A β-cyclodextrin-containing polymeric salicylidene Schiff base: synthesis, zinc ion coordination and fluorescence resonance energy transfer with protein

Abstract

Living/controlled polymerization of a salicylaldehyde-functionalized vinyl monomer, 2-hydrox-5-vinylbenzaldehyde (HVB), was achieved by reversible addition–fragmentation chain transfer (RAFT) polymerization with S-1-dodecyl-S′-(α,α′-dimethyl-α′′-acetic acid)trithiocarbonate as the RAFT agent in THF at 65 °C. The resulting well-defined polymer with pendant salicylaldehyde groups could react directly with mono-6-deoxy-6-aminoethyl-β-CD to yield a new β-CD-containing polymeric salicylidene Schiff base PHVB-graft-β-CD with precise structure and high solubility. PHVB-graft-β-CD was then coordinated with zinc ions to give the luminescent PHVB-graft-β-CD/Zn²⁺ complex which displayed intense blue fluorescence with a maximum emission peak around 452 nm in DMF. The obtained PHVB-graft-β-CD/Zn²⁺ tended to self-aggregate in aqueous media because of the hydrophobic nature of PHVB-graft-β-CD backbone, and therefore its fluorescence emission in water was weak as a result of the aggregation-induced fluorescence quenching.

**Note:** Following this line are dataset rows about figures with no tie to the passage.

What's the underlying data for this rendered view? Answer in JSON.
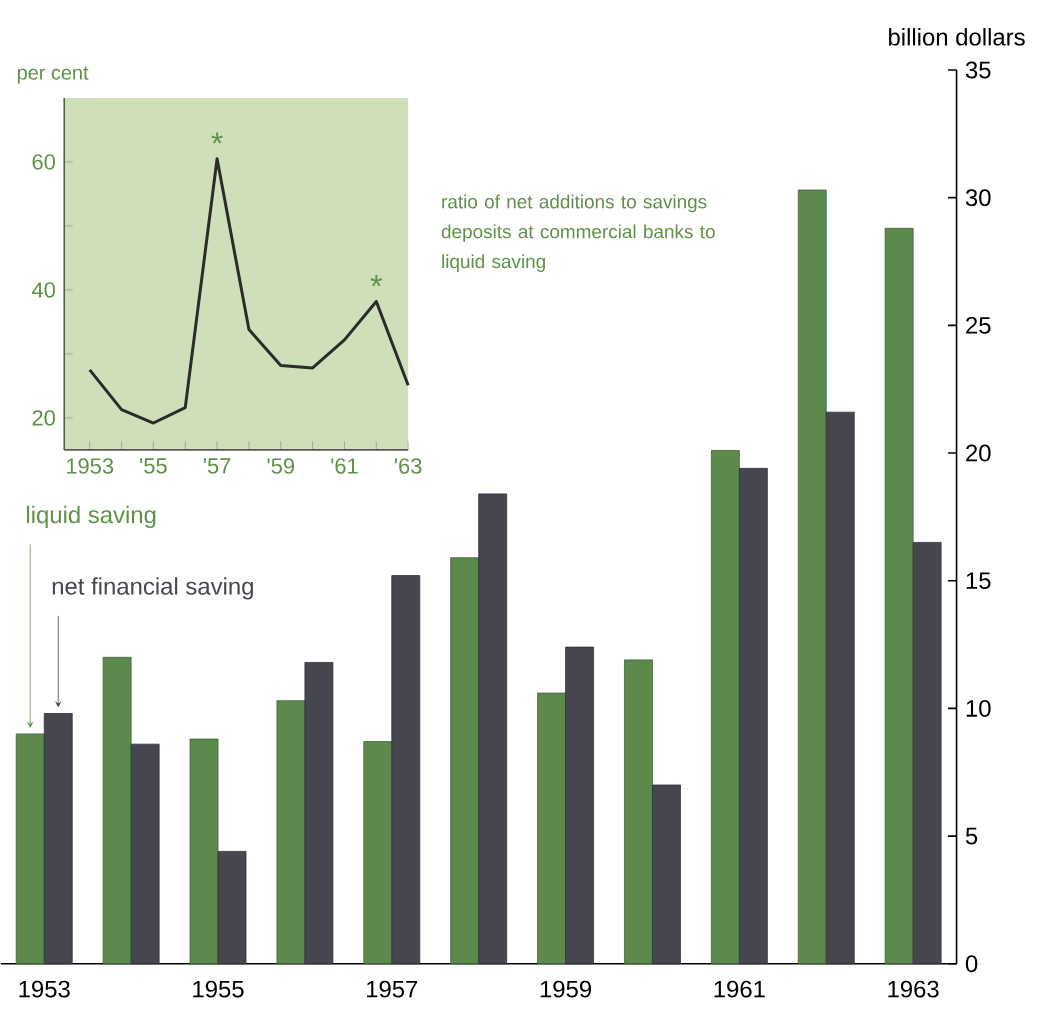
{
  "chart_data": [
    {
      "type": "bar",
      "ylabel": "billion dollars",
      "annotations": [
        "ratio of net additions to savings deposits at commercial banks to liquid saving"
      ],
      "categories": [
        "1953",
        null,
        "1955",
        null,
        "1957",
        null,
        "1959",
        null,
        "1961",
        null,
        "1963"
      ],
      "series": [
        {
          "name": "liquid saving",
          "color": "#5b8a4c",
          "values": [
            9.0,
            12.0,
            8.8,
            10.3,
            8.7,
            15.9,
            10.6,
            11.9,
            20.1,
            30.3,
            28.8
          ]
        },
        {
          "name": "net financial saving",
          "color": "#45464e",
          "values": [
            9.8,
            8.6,
            4.4,
            11.8,
            15.2,
            18.4,
            12.4,
            7.0,
            19.4,
            21.6,
            16.5
          ]
        }
      ],
      "ylim": [
        0,
        35
      ],
      "yticks": [
        0,
        5,
        10,
        15,
        20,
        25,
        30,
        35
      ]
    },
    {
      "type": "line",
      "ylabel": "per cent",
      "x": [
        1953,
        1954,
        1955,
        1956,
        1957,
        1958,
        1959,
        1960,
        1961,
        1962,
        1963
      ],
      "series": [
        {
          "color": "#2b2b2b",
          "values": [
            27.5,
            21.3,
            19.2,
            21.6,
            60.5,
            33.8,
            28.2,
            27.8,
            32.2,
            38.2,
            25.1
          ]
        }
      ],
      "xlim": [
        1952.2,
        1963
      ],
      "xticks": [
        {
          "value": 1953,
          "label": "1953"
        },
        {
          "value": 1954,
          "label": null
        },
        {
          "value": 1955,
          "label": "'55"
        },
        {
          "value": 1956,
          "label": null
        },
        {
          "value": 1957,
          "label": "'57"
        },
        {
          "value": 1958,
          "label": null
        },
        {
          "value": 1959,
          "label": "'59"
        },
        {
          "value": 1960,
          "label": null
        },
        {
          "value": 1961,
          "label": "'61"
        },
        {
          "value": 1962,
          "label": null
        },
        {
          "value": 1963,
          "label": "'63"
        }
      ],
      "ylim": [
        15,
        70
      ],
      "yticks": [
        20,
        {
          "value": 30,
          "label": null
        },
        40,
        {
          "value": 50,
          "label": null
        },
        60
      ],
      "annotations": [
        {
          "text": "*",
          "x": 1957,
          "y": 60.5
        },
        {
          "text": "*",
          "x": 1962,
          "y": 38.2
        }
      ]
    }
  ]
}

An obvious decrease of the aggregate size from 290 nm to 40 nm in aqueous media was observed after adding 1.0 equiv. (relative to β-CD moieties) of the guest molecule, sodium adamantanecarboxylate (Ad-COONa), and concomitantly a remarkable fluorescence enhancement (4.5-fold) was obtained due to a better water-dispersibility of PHVB-graft-β-CD/Zn²⁺. The incorporation of carboxylic groups on the PHVB-graft-β-CD/Zn²⁺ complex via the inclusion with Ad-COONa also endowed the resulting fluorescent nanoparticles with a further protein-binding function. Upon gradual addition of the fluorescent nanoparticle aqueous dispersion to the BSA buffer solution, the fluorescence intensity at ∼349 nm corresponding to BSA decreased, while the fluorescence intensity of the nanoparticle at ∼429 nm increased through an isoemissive point at 388 nm, indicating the occurrence of efficient fluorescence resonance energy transfer (FRET) between the fluorescent nanoparticles and protein. This novel protein sensing capability would give the fluorescent nanoparticles great potential in biotechnology.